Hackers are actively exploiting a critical remote code execution vulnerability in the File Manager WordPress plugin that could be exploited by unauthenticated attackers to upload scripts and execute arbitrary code on WordPress sites running vulnerable versions of the plugin.
The File Manager plugin allows users to easily manage files directly from WordPress, it is currently installed on more than 700,000 WordPress sites.
The vulnerability was first discovered by Gonzalo Cruz from Arsys, the researcher also confirmed that threat actors are already exploiting the flaw to upload malicious PHP files onto vulnerable sites.
The vulnerability impacts all versions between 6.0 and 6.8 of the popular plugin.
The developers of the plugin have quickly patched the vulnerability with the release of versions 6.9.
Cruz shared his findings with WordPress security firm Wordfence and provided it a working proof of concept exploit for the flaw.
Wordfence confirmed the ongoing attack, its Web Application Firewall already blocked over 450,000 exploit attempts during the last several days.
“The Wordfence firewall has blocked over 450,000 exploit attempts targeting this vulnerability over the past several days.

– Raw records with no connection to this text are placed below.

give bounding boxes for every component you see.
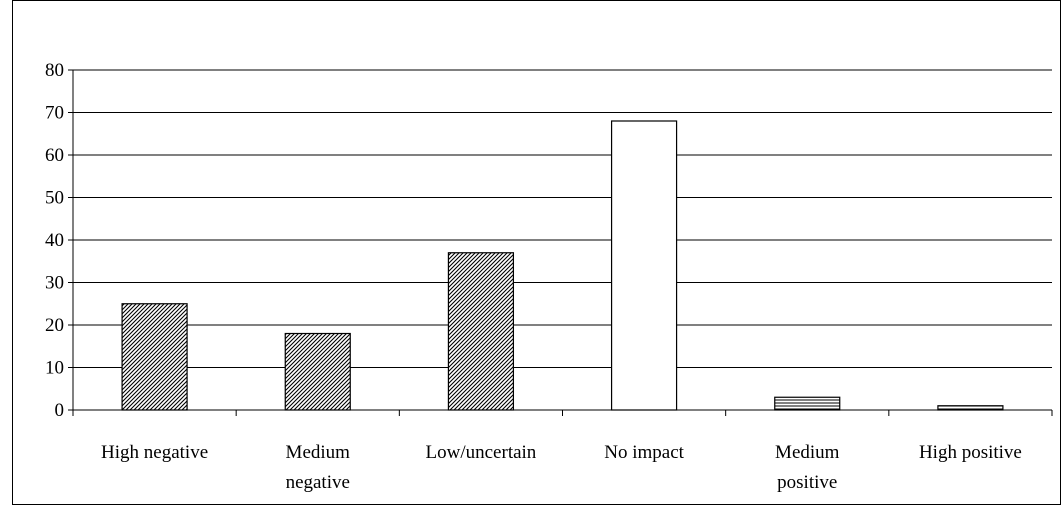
category-label: No impact (604, 442, 684, 463)
y-tick-label: 20 (45, 315, 64, 336)
y-tick-label: 50 (45, 188, 64, 209)
bar (447, 252, 515, 411)
y-tick-label: 10 (45, 358, 64, 379)
bar (284, 332, 351, 411)
labels: 0 10 20 30 40 50 60 70 80 High negative Medium nega… (45, 60, 1022, 493)
category-label: Medium positive (775, 442, 840, 493)
bar (121, 303, 188, 411)
bar (774, 396, 841, 411)
y-tick-label: 0 (55, 400, 65, 421)
axes (68, 69, 1053, 416)
category-label: Medium negative (286, 442, 351, 493)
category-label: High positive (919, 442, 1022, 463)
y-tick-label: 30 (45, 273, 64, 294)
category-label: Low/uncertain (426, 442, 537, 463)
y-tick-label: 70 (45, 103, 64, 124)
gridlines (73, 69, 1052, 368)
bars (121, 120, 1004, 411)
chart-frame (12, 0, 1061, 505)
y-tick-label: 60 (45, 145, 64, 166)
bar (937, 405, 1004, 411)
category-label: High negative (101, 442, 208, 463)
y-tick-label: 40 (45, 230, 64, 251)
bar (610, 120, 678, 411)
y-tick-label: 80 (45, 60, 64, 81)
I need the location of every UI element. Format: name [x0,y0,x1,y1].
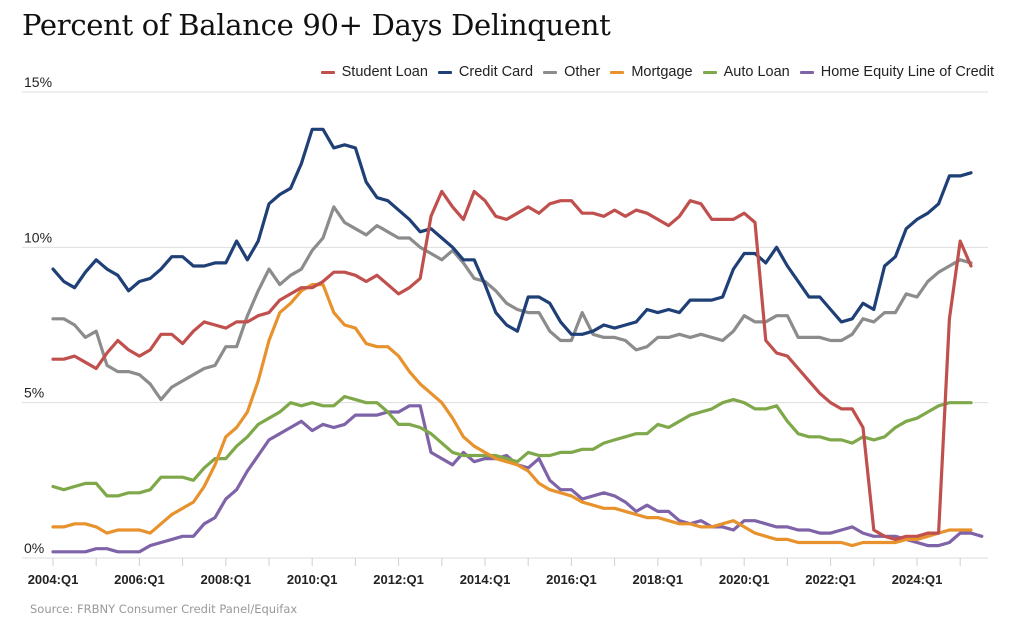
series-line-other [51,205,973,402]
y-tick-label: 0% [24,540,44,556]
x-tick-label: 2024:Q1 [892,572,943,587]
x-tick-label: 2022:Q1 [805,572,856,587]
legend: Student Loan Credit Card Other Mortgage Auto… [311,64,994,80]
legend-swatch [437,70,452,74]
x-tick-label: 2012:Q1 [373,572,424,587]
legend-item[interactable]: Auto Loan [702,64,790,80]
legend-item[interactable]: Home Equity Line of Credit [799,64,994,80]
legend-label: Auto Loan [723,64,790,80]
legend-swatch [702,70,717,74]
y-tick-label: 5% [24,385,44,401]
x-tick-label: 2008:Q1 [201,572,252,587]
x-tick-label: 2006:Q1 [114,572,165,587]
legend-label: Student Loan [341,64,428,80]
series-line-mortgage [51,283,973,548]
series-line-student-loan [51,189,973,542]
legend-label: Mortgage [631,64,693,80]
legend-item[interactable]: Mortgage [610,64,693,80]
chart-title: Percent of Balance 90+ Days Delinquent [22,8,611,42]
x-tick-label: 2018:Q1 [633,572,684,587]
legend-swatch [320,70,335,74]
x-tick-label: 2014:Q1 [460,572,511,587]
legend-swatch [543,70,558,74]
source-note: Source: FRBNY Consumer Credit Panel/Equi… [30,602,298,616]
legend-label: Credit Card [458,64,534,80]
legend-swatch [799,70,814,74]
y-tick-label: 15% [24,74,52,90]
x-tick-label: 2016:Q1 [546,572,597,587]
legend-swatch [610,70,625,74]
legend-item[interactable]: Other [543,64,600,80]
series-line-auto-loan [51,394,973,498]
x-tick-label: 2010:Q1 [287,572,338,587]
legend-label: Other [564,64,601,80]
y-tick-label: 10% [24,229,52,245]
x-tick-label: 2004:Q1 [28,572,79,587]
x-tick-label: 2020:Q1 [719,572,770,587]
legend-item[interactable]: Credit Card [437,64,534,80]
legend-label: Home Equity Line of Credit [820,64,994,80]
legend-item[interactable]: Student Loan [320,64,428,80]
series-line-credit-card [51,127,973,336]
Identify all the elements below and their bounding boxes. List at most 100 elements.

We are seeing attackers attempting to inject random files, all of which appear to begin with the word “hard” or “x.”” Wordfence said.
“From our firewall attack data, it appears that attackers may be probing for the vulnerability with empty files and if successful, may attempt to inject a malicious file. Here is a list of some of the files we are seeing uploaded:
Wordfence experts confirmed that threat actors are trying to upload PHP files with webshells hidden within images to the wp-content/plugins/wp-file-manager/lib/files/ folder.
Experts strongly recommend updating to the latest version of the File Manager plugin, version 6.9 at the time of writing this post.
The plugin has only been downloaded just over 126,000 times within the last couple of days, this means that at least 574,000 WordPress sites are potentially exposed.
The good news is that only 51,5% (approximatively 300K+ websites)) of all sites running the File Manager plugin are running a vulnerable version.